I get the whole "man didn't evolve from ape but they did evolve from a common ancestor". But is there a reason that under different circumstances that one species couldn't evolve from another where they both ended up existing at the same time?
For example, a group of species A is separated off to another location with different environmental influences and eventually evolves into species B. But the rest of species A stays where they were and doesn't evolve because of some other circumstances.
The A's in the original location would continue to evolve. All species are constantly evolving, all at different rates. Maybe the A's are evolving at a slower rate.. I don't think I fully understand the question but if I do, then there's the answer.
I THINK that environmental adaptation has a lot to do with evolution but I also think it was to do with genes or DNA. I am by far an expert or even slightly knowledgeable in this field, but what I THINK is that the inner workings of the body had some evolutionary work going on AS WELL as evolving due to environment changes. ie: Group A (common ancestor) branched off to group B (humans) and group C (apes) and for some reason the DNA of group A formed and perhaps even from cross breeding with some other kind of common ancestor. I know that is very simply put but that's how my brain works lol.
Is this what you mean? I don't know that DNA is the right term here either but there it is.
Hopefully someone on here can answer this with more clarity and in lay terms (please), I look forward to some answers.
Sandi, a common ancestor and a resultant species of this ancestor can't "cross-breed" because and common ancestor wouldn't exist anymore. The common ancestor would also have evolved. Any resultant species would be a modern species and the common ancestor would become one or many modern species.
"man didn't evolve from ape but they did evolve from a common ancestor"
This isn't accurate. Humans are a species of ape who evolved from a common ape ancestor.
"one species couldn't evolve from another where they both ended up existing at the same time?"

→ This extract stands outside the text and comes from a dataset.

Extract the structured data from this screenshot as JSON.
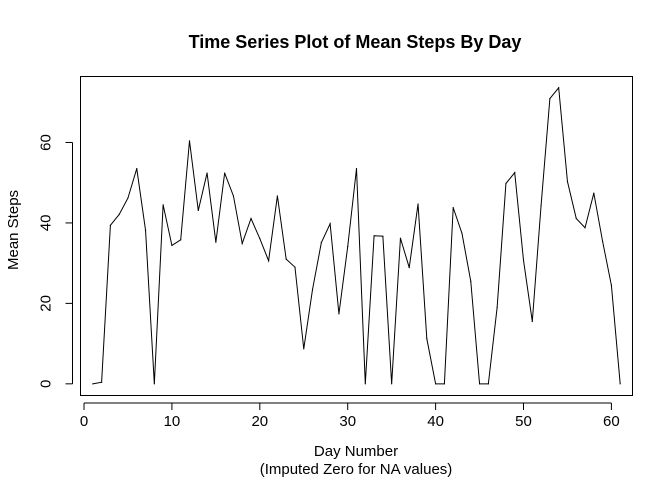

All species are changing all the time, so it's incorrect to say that some "stop evolving". Some groups may undergo more radical change than others however.
If one were able to take a time machine back about 6 million years to observe the common hominid ancestors, perhaps the average person would simply call them chimpanzees. But an expert biologist would likely be able to distinguish them from modern chimpanzees, since they have evolved since then.

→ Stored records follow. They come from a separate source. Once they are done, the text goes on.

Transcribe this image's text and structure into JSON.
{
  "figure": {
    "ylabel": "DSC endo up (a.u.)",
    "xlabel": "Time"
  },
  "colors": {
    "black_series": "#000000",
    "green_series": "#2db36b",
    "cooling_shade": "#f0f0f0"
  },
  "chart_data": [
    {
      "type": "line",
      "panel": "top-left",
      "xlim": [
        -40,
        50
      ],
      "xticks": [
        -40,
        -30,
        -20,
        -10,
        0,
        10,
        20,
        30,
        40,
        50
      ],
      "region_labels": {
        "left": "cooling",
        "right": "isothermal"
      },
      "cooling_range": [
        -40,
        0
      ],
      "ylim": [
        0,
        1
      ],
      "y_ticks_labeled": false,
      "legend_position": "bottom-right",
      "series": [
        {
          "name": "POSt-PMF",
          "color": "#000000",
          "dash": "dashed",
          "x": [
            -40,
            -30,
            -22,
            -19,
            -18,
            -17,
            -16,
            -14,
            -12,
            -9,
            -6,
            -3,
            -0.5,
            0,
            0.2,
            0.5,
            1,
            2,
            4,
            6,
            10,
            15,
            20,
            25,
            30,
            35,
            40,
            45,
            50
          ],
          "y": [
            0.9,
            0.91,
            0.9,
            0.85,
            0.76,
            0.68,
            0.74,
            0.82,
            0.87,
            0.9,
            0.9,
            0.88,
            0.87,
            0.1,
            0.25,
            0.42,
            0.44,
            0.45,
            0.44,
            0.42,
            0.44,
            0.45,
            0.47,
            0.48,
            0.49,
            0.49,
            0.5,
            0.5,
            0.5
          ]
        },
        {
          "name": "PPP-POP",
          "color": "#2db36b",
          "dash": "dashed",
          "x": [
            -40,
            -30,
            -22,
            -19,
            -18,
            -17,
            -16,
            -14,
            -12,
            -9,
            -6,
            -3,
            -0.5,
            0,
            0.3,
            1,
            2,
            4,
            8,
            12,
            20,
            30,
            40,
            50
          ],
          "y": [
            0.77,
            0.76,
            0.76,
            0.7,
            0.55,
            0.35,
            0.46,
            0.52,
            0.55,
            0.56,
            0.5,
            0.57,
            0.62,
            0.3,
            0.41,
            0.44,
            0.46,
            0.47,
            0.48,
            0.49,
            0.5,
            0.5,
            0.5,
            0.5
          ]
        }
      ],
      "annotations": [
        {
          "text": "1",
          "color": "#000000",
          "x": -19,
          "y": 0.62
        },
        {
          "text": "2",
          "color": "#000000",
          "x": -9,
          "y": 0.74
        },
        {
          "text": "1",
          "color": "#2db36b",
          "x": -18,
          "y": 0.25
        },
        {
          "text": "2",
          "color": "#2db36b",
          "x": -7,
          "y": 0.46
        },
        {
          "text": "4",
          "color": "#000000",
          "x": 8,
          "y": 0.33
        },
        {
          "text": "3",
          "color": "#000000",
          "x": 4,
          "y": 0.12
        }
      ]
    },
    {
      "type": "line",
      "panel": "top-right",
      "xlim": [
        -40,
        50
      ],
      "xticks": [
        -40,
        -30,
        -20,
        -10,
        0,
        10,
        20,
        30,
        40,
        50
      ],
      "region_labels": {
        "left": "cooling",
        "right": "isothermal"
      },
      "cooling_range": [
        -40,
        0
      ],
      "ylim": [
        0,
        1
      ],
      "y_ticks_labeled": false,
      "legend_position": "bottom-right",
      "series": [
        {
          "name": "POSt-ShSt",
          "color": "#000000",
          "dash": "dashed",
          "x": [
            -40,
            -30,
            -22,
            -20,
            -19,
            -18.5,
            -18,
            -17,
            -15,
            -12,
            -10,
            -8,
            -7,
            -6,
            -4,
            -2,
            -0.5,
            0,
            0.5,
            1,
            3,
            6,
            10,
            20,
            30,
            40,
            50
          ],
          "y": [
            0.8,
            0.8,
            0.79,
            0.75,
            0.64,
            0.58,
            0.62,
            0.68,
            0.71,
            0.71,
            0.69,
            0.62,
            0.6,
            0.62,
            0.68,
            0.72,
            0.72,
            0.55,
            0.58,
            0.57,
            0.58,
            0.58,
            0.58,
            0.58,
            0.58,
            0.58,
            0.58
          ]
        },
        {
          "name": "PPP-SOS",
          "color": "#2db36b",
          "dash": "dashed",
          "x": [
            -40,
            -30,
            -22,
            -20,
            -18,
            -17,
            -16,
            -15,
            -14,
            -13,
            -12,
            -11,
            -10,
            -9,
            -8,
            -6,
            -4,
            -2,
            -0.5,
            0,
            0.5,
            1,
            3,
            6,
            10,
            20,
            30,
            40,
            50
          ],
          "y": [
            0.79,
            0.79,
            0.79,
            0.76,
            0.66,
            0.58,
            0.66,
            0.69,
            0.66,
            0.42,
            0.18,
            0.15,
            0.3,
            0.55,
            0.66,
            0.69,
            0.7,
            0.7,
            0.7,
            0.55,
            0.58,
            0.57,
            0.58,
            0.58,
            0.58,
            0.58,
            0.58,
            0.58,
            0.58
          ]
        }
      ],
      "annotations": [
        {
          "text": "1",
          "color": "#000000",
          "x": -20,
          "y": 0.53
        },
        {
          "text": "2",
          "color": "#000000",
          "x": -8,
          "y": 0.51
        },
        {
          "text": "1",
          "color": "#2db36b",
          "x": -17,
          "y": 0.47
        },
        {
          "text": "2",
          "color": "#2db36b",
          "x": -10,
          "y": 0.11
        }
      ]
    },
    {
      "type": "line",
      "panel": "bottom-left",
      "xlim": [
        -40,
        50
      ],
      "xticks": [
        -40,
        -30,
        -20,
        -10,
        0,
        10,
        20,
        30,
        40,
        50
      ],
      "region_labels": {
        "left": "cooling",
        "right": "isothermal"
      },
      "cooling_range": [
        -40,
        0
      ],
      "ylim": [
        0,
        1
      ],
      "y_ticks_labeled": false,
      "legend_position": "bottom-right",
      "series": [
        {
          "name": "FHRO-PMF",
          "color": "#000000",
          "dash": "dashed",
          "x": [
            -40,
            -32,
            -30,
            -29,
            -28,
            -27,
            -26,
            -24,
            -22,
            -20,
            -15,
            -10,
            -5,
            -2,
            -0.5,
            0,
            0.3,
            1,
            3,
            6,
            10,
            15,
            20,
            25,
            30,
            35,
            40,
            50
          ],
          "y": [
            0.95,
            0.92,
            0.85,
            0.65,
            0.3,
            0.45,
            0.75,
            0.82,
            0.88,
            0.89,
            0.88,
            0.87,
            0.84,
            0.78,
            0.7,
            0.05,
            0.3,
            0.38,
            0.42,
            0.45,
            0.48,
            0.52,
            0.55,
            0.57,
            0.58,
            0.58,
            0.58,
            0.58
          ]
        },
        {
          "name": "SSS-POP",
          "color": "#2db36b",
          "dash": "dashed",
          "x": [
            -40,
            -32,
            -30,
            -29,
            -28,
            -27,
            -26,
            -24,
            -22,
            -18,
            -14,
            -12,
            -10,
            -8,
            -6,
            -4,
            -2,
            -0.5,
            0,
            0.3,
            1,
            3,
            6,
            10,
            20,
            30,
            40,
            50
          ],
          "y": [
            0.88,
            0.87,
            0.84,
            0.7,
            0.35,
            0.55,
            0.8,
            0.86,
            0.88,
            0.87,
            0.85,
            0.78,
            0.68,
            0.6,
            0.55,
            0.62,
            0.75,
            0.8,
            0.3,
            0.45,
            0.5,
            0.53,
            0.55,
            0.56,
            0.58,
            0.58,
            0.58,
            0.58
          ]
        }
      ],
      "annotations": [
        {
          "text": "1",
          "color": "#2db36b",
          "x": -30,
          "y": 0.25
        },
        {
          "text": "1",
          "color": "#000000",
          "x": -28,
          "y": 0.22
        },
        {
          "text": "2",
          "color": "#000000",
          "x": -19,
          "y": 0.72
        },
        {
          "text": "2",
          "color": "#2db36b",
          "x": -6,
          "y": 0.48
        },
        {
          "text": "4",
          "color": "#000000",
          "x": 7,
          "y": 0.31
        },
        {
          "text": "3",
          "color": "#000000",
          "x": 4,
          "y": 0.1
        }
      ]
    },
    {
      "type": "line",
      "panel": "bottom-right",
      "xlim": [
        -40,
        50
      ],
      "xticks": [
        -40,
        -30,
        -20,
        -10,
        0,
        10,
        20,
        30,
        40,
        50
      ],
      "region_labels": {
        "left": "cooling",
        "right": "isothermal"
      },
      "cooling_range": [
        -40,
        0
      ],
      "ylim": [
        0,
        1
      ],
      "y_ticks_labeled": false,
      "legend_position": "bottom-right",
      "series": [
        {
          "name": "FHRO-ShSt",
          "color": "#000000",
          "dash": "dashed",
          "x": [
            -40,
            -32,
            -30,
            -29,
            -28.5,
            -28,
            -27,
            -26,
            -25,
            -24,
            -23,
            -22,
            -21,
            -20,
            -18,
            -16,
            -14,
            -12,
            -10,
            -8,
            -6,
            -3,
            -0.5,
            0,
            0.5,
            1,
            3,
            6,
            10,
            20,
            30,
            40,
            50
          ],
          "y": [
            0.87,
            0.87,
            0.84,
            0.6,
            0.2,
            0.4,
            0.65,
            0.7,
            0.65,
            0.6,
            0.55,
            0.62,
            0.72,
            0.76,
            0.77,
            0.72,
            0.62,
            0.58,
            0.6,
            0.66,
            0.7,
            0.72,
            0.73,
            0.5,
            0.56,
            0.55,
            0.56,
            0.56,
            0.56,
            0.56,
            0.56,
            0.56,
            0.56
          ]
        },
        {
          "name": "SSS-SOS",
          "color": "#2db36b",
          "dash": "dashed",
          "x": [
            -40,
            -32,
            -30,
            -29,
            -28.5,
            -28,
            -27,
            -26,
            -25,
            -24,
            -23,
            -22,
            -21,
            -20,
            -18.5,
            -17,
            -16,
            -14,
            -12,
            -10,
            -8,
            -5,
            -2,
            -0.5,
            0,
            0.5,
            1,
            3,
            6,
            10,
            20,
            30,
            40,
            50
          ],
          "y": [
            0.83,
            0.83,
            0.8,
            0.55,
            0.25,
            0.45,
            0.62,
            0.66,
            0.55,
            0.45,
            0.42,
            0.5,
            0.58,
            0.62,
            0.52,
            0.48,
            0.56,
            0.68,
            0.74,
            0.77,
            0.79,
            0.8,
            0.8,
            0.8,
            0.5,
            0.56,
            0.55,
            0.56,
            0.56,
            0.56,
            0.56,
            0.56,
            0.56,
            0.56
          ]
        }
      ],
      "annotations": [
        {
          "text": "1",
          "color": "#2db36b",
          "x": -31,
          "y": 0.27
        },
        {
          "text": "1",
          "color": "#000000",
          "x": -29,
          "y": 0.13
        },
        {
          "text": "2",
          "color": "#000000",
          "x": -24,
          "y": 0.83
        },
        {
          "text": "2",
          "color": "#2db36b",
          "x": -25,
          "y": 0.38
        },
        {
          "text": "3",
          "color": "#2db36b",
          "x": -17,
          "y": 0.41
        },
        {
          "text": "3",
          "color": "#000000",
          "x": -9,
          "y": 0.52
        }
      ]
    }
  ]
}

The branching point is a commonality point for origin, the origin of two different species, there may be any number of branching points, or common points of further distinction to common ancestry. Just how many points I do not believe is known when taken back to bacteria, or taken back to replicating molecules, branching infers variation [difference]. Scot, in your last paragraph, the natural selection processes dictates that both will change as the environment/world changes.
All things are temporal, all things are motion and change.
For example, a group of species A is separated off to another location with different environmental influences and eventually evolves into species B. But the rest of species A stays where they were and doesn't evolve because of some other circumstances
I think I understand what you are asking. If a population went to a different environment they would evolve differently then the original population. Yes, you can see that in Island species. Those that went on islands drastically changed from their mainland counterparts.
Let me make sure I'm reading this correctly first.
Species A splits into two groups because, let's say, a physical obstacle like a mountain range. So now we have groups A1 and A2. A2, under different conditions than it used to live in, evolves into species B over a sizeable period of time. A1 does not evolve into a new species (be careful, don't say it doesn't evolve) given that it's living in the same conditions as before.
Are you asking why this happens?
You have it correct. I'm asking if it is possible.
Yes, it is possible because the environmental conditions are different.
Absolutely, this is speciation. The groups are in different conditions, this means that different mutations will be beneficial and passed on. It wouldn't happen overnight, but overtime they may become different species. A good example of this is Darwin's finches. They spread to different islands, and eventually evolved differently due to food sources (among other variables). They then would not or could not reproduce, making them different species.
I should make a correction: They then would not or could not reproduce between groups, making them different species.